There was silence. Absolute silence. Koz stared at the screens, waiting for the first sign of an emotion to cross any one of the three faces. It was a ballsy, completely out-there accusation from Block, but something they had to chew on.
“We all know how the chain of command works in a situation like this,” Marshall explained, breaking the silence. “The National Command Authority is in charge of our nuclear forces. In peacetime, that’s usually the president and the secretary of Defense. In time of war, it’s their designated successors and us, the surviving commanders. As things now stand, the president is only one voice out of four. And in military matters, she’d obviously defer to us. But politically — constitutionally — we still need presidential authorization, and that requires a president. That president, for better or worse, is Deborah Sachs.”

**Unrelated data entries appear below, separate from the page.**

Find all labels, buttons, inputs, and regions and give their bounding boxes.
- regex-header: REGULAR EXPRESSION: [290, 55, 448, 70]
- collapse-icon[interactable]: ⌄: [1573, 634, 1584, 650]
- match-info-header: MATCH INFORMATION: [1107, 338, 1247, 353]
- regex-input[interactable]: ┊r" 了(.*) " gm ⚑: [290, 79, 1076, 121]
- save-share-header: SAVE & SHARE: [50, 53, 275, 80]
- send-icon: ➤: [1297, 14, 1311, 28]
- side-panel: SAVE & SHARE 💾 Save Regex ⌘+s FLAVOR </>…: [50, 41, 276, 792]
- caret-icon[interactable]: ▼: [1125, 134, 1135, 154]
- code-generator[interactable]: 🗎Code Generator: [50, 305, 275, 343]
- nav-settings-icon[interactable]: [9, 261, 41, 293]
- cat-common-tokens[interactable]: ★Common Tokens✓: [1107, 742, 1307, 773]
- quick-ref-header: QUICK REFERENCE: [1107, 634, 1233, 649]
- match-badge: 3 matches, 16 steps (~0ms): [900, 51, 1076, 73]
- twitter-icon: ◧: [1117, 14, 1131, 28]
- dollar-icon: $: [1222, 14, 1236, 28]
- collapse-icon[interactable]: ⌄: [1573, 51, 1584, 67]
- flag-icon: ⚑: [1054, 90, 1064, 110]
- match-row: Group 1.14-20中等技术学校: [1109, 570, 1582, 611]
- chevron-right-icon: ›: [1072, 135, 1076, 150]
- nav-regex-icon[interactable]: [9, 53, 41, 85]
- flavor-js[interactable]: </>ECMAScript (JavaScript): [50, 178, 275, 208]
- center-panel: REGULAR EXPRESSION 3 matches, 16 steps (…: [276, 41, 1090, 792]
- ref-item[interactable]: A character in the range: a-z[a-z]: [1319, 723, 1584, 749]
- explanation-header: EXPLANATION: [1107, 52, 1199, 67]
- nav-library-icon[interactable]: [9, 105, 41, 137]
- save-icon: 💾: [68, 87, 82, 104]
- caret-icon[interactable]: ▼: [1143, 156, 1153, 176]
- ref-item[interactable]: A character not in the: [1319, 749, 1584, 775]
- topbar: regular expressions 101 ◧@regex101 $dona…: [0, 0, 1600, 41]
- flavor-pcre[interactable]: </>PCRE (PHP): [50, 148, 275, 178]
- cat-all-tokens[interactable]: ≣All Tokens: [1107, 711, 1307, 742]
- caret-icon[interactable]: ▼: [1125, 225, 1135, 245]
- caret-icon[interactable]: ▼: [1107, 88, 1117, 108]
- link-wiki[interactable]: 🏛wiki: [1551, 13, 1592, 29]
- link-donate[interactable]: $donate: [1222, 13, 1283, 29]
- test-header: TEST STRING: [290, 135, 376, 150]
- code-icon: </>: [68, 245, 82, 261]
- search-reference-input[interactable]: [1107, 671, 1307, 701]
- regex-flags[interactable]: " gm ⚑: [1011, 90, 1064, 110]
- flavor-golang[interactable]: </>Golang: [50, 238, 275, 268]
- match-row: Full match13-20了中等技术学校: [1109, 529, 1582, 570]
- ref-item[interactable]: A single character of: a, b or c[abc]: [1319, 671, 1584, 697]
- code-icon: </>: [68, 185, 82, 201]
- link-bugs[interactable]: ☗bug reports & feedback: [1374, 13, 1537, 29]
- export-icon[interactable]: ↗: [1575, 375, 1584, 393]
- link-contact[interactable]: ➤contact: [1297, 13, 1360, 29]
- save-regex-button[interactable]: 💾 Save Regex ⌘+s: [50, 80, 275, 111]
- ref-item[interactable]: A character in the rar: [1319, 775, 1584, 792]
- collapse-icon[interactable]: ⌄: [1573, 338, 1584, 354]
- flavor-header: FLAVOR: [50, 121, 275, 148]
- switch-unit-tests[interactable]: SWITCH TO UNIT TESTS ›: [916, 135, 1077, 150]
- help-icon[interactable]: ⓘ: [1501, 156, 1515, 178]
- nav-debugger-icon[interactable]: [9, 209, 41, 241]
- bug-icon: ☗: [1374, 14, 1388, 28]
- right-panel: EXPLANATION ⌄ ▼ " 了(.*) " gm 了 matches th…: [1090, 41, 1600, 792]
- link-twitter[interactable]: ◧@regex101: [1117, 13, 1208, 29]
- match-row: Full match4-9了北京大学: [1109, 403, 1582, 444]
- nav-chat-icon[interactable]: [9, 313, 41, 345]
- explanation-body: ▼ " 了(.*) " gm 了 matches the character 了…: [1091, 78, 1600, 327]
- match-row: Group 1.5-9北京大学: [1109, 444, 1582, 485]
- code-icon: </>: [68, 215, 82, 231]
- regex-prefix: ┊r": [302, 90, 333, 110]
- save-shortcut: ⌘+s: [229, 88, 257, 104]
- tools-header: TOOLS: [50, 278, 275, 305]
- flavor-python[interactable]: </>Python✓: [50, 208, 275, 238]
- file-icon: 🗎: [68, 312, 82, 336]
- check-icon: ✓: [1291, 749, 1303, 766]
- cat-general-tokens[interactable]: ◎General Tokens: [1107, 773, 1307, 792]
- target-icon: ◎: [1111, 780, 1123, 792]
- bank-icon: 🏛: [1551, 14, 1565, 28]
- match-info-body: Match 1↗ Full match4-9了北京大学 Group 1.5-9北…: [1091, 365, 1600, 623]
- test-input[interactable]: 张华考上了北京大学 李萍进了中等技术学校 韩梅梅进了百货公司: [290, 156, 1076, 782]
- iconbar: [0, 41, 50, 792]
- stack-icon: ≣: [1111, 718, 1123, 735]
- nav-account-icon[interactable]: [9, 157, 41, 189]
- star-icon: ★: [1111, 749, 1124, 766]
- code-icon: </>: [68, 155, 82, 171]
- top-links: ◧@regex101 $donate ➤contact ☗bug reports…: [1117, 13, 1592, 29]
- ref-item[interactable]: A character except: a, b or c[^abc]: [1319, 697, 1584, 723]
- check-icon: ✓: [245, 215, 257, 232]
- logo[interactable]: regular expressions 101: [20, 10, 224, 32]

More silence. Koz could sense both Carver and Block almost wishing Marshall to put up his hand for the job himself. He had earned it, Koz knew, that’s for sure. His deference to the Constitution only confirmed his leadership ability in time of war.
“Marshall’s right,” Carver concluded, his tone signaling that he was bringing the first attack conference to a close. “The last thing we need is a constitutional crisis. America can’t go into this war split. I think Sachs could work. She has to work. She will review the attack options while we move our forces into place. Then, when the time comes, Colonel Kozlowski can relay her strike authorization. If Marshall is right, she’ll play ball.”
“Play ball?” Block repeated incredulously. “How the hell do you expect her to play ball, boys, if she ain’t got none?”
Koz opened his mouth to offer his own observation when his comlink beeped. It was Captain Li. “Sir, we have an unauthorized, outbound transmission originating from the medical center,” she reported. “The officers on duty outside can’t break in. The door is jammed.”
Sachs.
Koz said, “I’ll be right there.”
25
Sachs texted her daughter from inside the infirmary of the Nightwatch plane: J, where r u? But Jennifer wasn’t responding since they had been cut off. She tried calling again, at least getting a ring this time. She waited for what seemed like an eternity when Jennifer’s voice came through. “Say what you gotta say and leave me alone, loser.”
She had reached Jennifer’s voicemail.
“Jennifer, it’s mom,” she said, trying to sound calm but forceful. “You know what’s going on with the attack. I have to know where you are and that you’re safe. We need to stay connected. Call or text me back right away.”
Knowing Jennifer, she was probably heading home to Dina’s, which would be the first place anybody after her would be waiting.
“Don’t go to Aunt Dina’s,” Sachs pleaded into the phone, then said it again quietly. “Don’t go anywhere near the house
Sachs hung up and paced back and forth in the medical center, deciding what to do next. She tried all of Dina’s numbers, getting only voicemails or service interruption messages. She had to reach somebody on the outside, someone in government or media, she decided, to let them know where she was and find out what was going on in the outside world. Someone beyond the D.C.-New York beltway. Maybe California. Rhinehart’s former press secretary, Vicki Blaze, was the news manager at NBC in Los Angeles. She might even put the call live on the air right there and then. Assuming NBC was still on the air on the West Coast.